2) O deputado a quem coube o papel de “líder do motim”: Gandini não é um governista qualquer, encontrado ali na esquina ou caído de paraquedas na base. É – ou pelo menos era, até o mandato passado – um importante aliado do governo, presidente da CCJ na última legislatura, presidente estadual do Cidadania (antigo parceiro do PSB no Espírito Santo) e ninguém menos que o companheiro de chapa do próprio Casagrande em sua tentativa frustrada de reeleição em 2014.

3) O pretexto utilizado por Gandini e outros deputados da base para se insurgirem em plenário e expressarem sua insatisfação: um projeto de lei singelo, positivo, inofensivo, cândido até; uma “pauta do bem”, que deveria passar livre de qualquer polêmica e que ninguém ousou criticar no mérito: a concessão de uma bolsa de estudos para alunos da 4ª série do ensino médio na rede estadual de ensino (apoiada até pelos deputados ultraliberais).

Gandini propôs uma emenda oral para dobrar o valor da bolsa, os representantes do governo não toparam… e esse foi o estopim de uma batalha campal em plenário que tomou proporções inesperadas. Ficou a impressão de que a insatisfação do autor da emenda e de outros deputados da base que o acompanharam era tamanha que qualquer coisa, literalmente qualquer coisa, serviria de pretexto para o bloco dos descontentes passar o seu recado ao governo.

E o recado foi passado. Ah, sim, como foi… Em alto e bom som. Materializou-se na aprovação da emenda em plenário, por 13 votos a 12. Vandinho Leite (PSDB) acompanhou Gandini. Zé Esmeraldo (PDT), Xambinho (PSC) e Adilson Espindula (PDT) idem. A priori, deputados governistas.

A origem da insatisfação é diversa, cada um deles tem os próprios motivos, mas o ponto em comum é justamente essa insatisfação com o governo, e o recado dos cinco foi o mesmo.
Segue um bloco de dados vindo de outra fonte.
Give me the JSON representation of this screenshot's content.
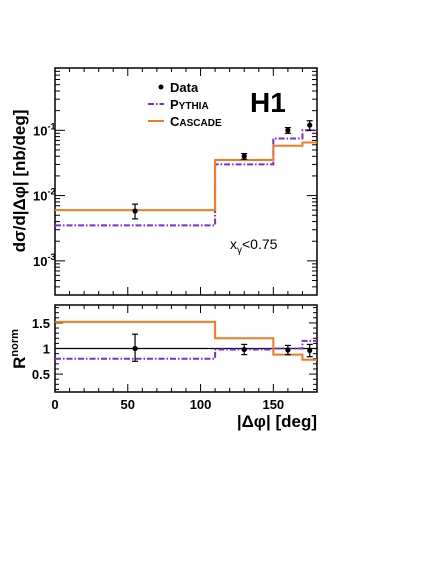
{
  "chart_data": [
    {
      "type": "step",
      "panel": "top",
      "yscale": "log",
      "ylabel": "dσ/d|Δφ| [nb/deg]",
      "xlim": [
        0,
        180
      ],
      "ylim": [
        0.0003,
        0.9
      ],
      "y_ticks": [
        0.001,
        0.01,
        0.1
      ],
      "y_tick_labels": [
        {
          "mantissa": "10",
          "exponent": "-3"
        },
        {
          "mantissa": "10",
          "exponent": "-2"
        },
        {
          "mantissa": "10",
          "exponent": "-1"
        }
      ],
      "bin_edges": [
        0,
        110,
        150,
        170,
        180
      ],
      "experiment_label": "H1",
      "annotation": {
        "prefix": "x",
        "subscript": "γ",
        "suffix": "<0.75"
      },
      "legend": {
        "position": "top-center",
        "entries": [
          {
            "label": "Data",
            "style": "marker",
            "color": "#000000"
          },
          {
            "label_cap": "P",
            "label_rest": "YTHIA",
            "style": "dash-dot",
            "color": "#7a2ed6"
          },
          {
            "label_cap": "C",
            "label_rest": "ASCADE",
            "style": "solid",
            "color": "#f47a20"
          }
        ]
      },
      "data_points": [
        {
          "x": 55,
          "y": 0.0058,
          "ylow": 0.0044,
          "yhigh": 0.0074
        },
        {
          "x": 130,
          "y": 0.04,
          "ylow": 0.036,
          "yhigh": 0.044
        },
        {
          "x": 160,
          "y": 0.1,
          "ylow": 0.09,
          "yhigh": 0.11
        },
        {
          "x": 175,
          "y": 0.12,
          "ylow": 0.1,
          "yhigh": 0.14
        }
      ],
      "series": [
        {
          "name": "Pythia",
          "color": "#7a2ed6",
          "style": "dash-dot",
          "values": [
            0.0035,
            0.03,
            0.075,
            0.1
          ]
        },
        {
          "name": "Cascade",
          "color": "#f47a20",
          "style": "solid",
          "values": [
            0.006,
            0.035,
            0.058,
            0.065
          ]
        }
      ]
    },
    {
      "type": "step",
      "panel": "ratio",
      "ylabel": "R",
      "ylabel_superscript": "norm",
      "xlabel": "|Δφ| [deg]",
      "xlim": [
        0,
        180
      ],
      "ylim": [
        0.15,
        1.85
      ],
      "x_ticks": [
        0,
        50,
        100,
        150
      ],
      "y_ticks": [
        0.5,
        1,
        1.5
      ],
      "y_tick_labels": [
        "0.5",
        "1",
        "1.5"
      ],
      "reference_line": 1,
      "bin_edges": [
        0,
        110,
        150,
        170,
        180
      ],
      "data_points": [
        {
          "x": 55,
          "y": 1.0,
          "ylow": 0.75,
          "yhigh": 1.28
        },
        {
          "x": 130,
          "y": 0.98,
          "ylow": 0.88,
          "yhigh": 1.08
        },
        {
          "x": 160,
          "y": 0.97,
          "ylow": 0.88,
          "yhigh": 1.06
        },
        {
          "x": 175,
          "y": 0.96,
          "ylow": 0.84,
          "yhigh": 1.08
        }
      ],
      "series": [
        {
          "name": "Pythia",
          "color": "#7a2ed6",
          "style": "dash-dot",
          "values": [
            0.8,
            0.98,
            1.0,
            1.15
          ]
        },
        {
          "name": "Cascade",
          "color": "#f47a20",
          "style": "solid",
          "values": [
            1.52,
            1.2,
            0.88,
            0.78
          ]
        }
      ]
    }
  ]
}
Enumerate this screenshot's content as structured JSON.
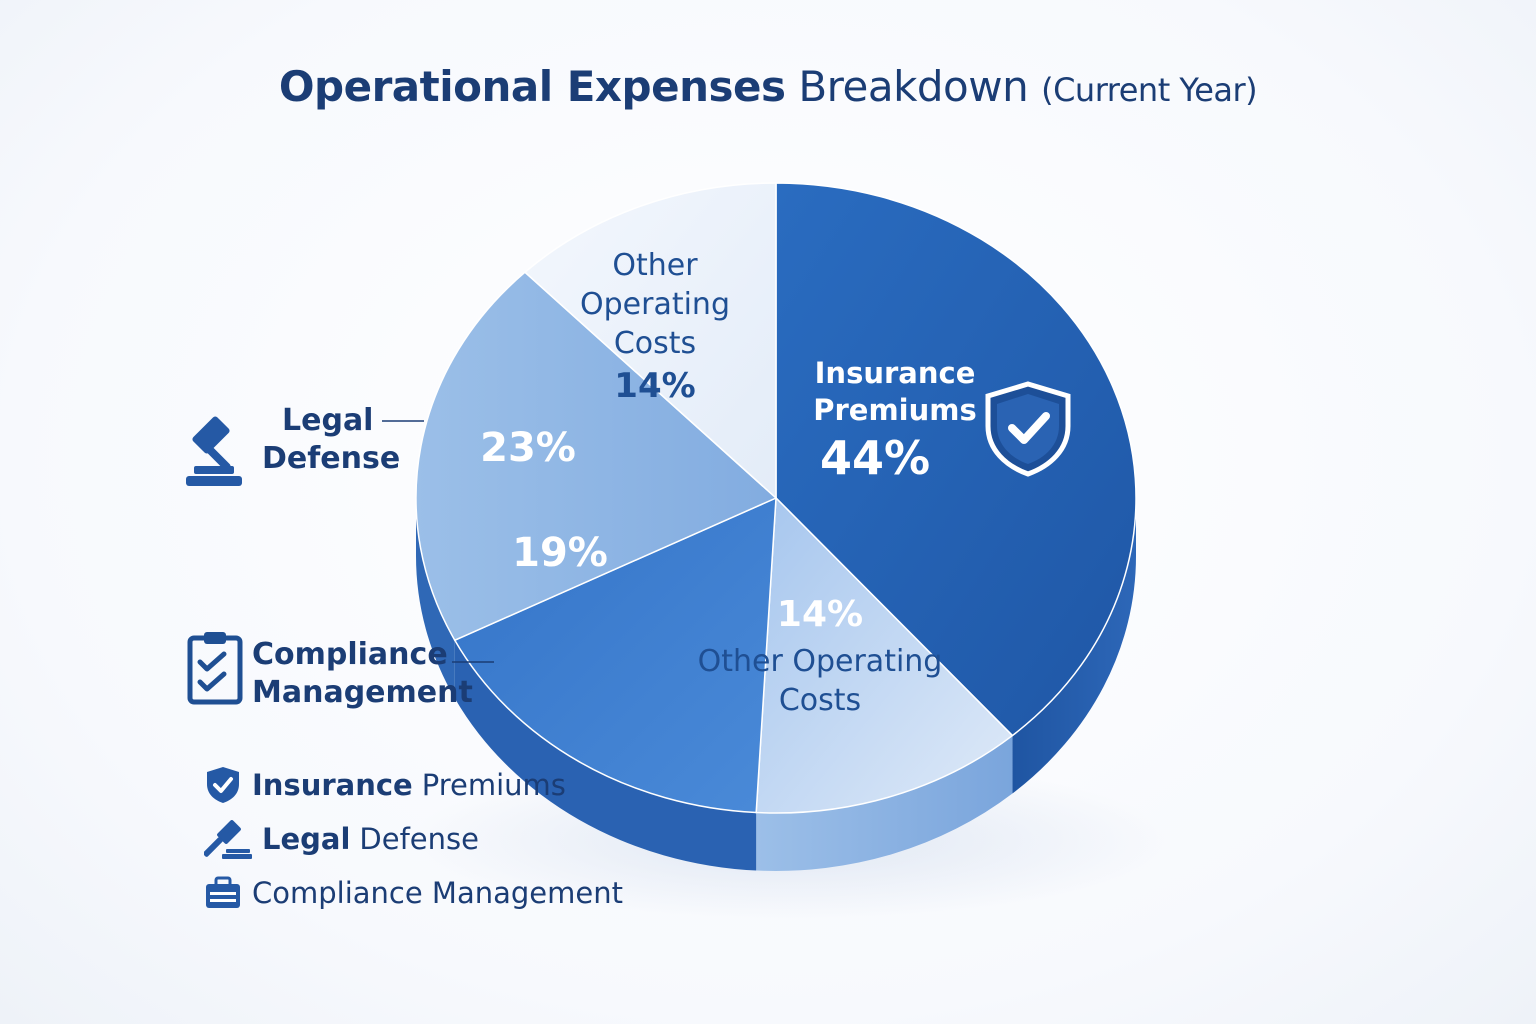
{
  "title": {
    "bold": "Operational Expenses",
    "regular": "Breakdown",
    "paren": "(Current Year)"
  },
  "chart_data": {
    "type": "pie",
    "style": "3d",
    "unit": "%",
    "slices": [
      {
        "label": "Insurance Premiums",
        "value": 44,
        "value_label": "44%",
        "color": "#2563b3"
      },
      {
        "label": "Other Operating Costs",
        "value": 14,
        "value_label": "14%",
        "color": "#b8d0ee"
      },
      {
        "label": "Compliance Management",
        "value": 19,
        "value_label": "19%",
        "color": "#3f7fd0"
      },
      {
        "label": "Legal Defense",
        "value": 23,
        "value_label": "23%",
        "color": "#8db4e3"
      },
      {
        "label": "Other Operating Costs",
        "value": 14,
        "value_label": "14%",
        "color": "#e8eff9"
      }
    ],
    "slice_labels": {
      "insurance": {
        "name_line1": "Insurance",
        "name_line2": "Premiums",
        "pct": "44%"
      },
      "other_bottom": {
        "pct": "14%",
        "name_line1": "Other Operating",
        "name_line2": "Costs"
      },
      "compliance": {
        "pct": "19%"
      },
      "legal": {
        "pct": "23%"
      },
      "other_top": {
        "name_line1": "Other",
        "name_line2": "Operating",
        "name_line3": "Costs",
        "pct": "14%"
      }
    },
    "callouts": {
      "legal": {
        "line1": "Legal",
        "line2": "Defense",
        "icon": "gavel-icon"
      },
      "compliance": {
        "line1": "Compliance",
        "line2": "Management",
        "icon": "clipboard-check-icon"
      }
    },
    "legend": [
      {
        "bold": "Insurance",
        "regular": "Premiums",
        "icon": "shield-check-icon"
      },
      {
        "bold": "Legal",
        "regular": "Defense",
        "icon": "gavel-icon"
      },
      {
        "bold": "",
        "regular": "Compliance Management",
        "icon": "briefcase-icon"
      }
    ],
    "legend_position": "bottom-left"
  }
}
Para bom entendedor: “Governo, preste atenção, você precisa de nós, isto aqui é só um aviso e uma pequena amostra (uma emenda num projeto de menor monta), mas ou vocês passam a nos atender melhor ou podemos complicar a vida de vocês aqui”.

Já se sabia que havia uma insatisfação latente entre deputados governistas neste início de governo Casagrande 3. Nos corredores da Assembleia, é voz corrente que a legislatura começa um pouco “estranha”, com muitos focos de instabilidade e feridas mal curadas na relação política, que remontam à eleição de 2022 e ao traumático processo interno de eleição da Mesa Diretora, no qual o governador interferiu com força a favor de Marcelo Santos (Podemos), em detrimento do grupo encabeçado por Vandinho.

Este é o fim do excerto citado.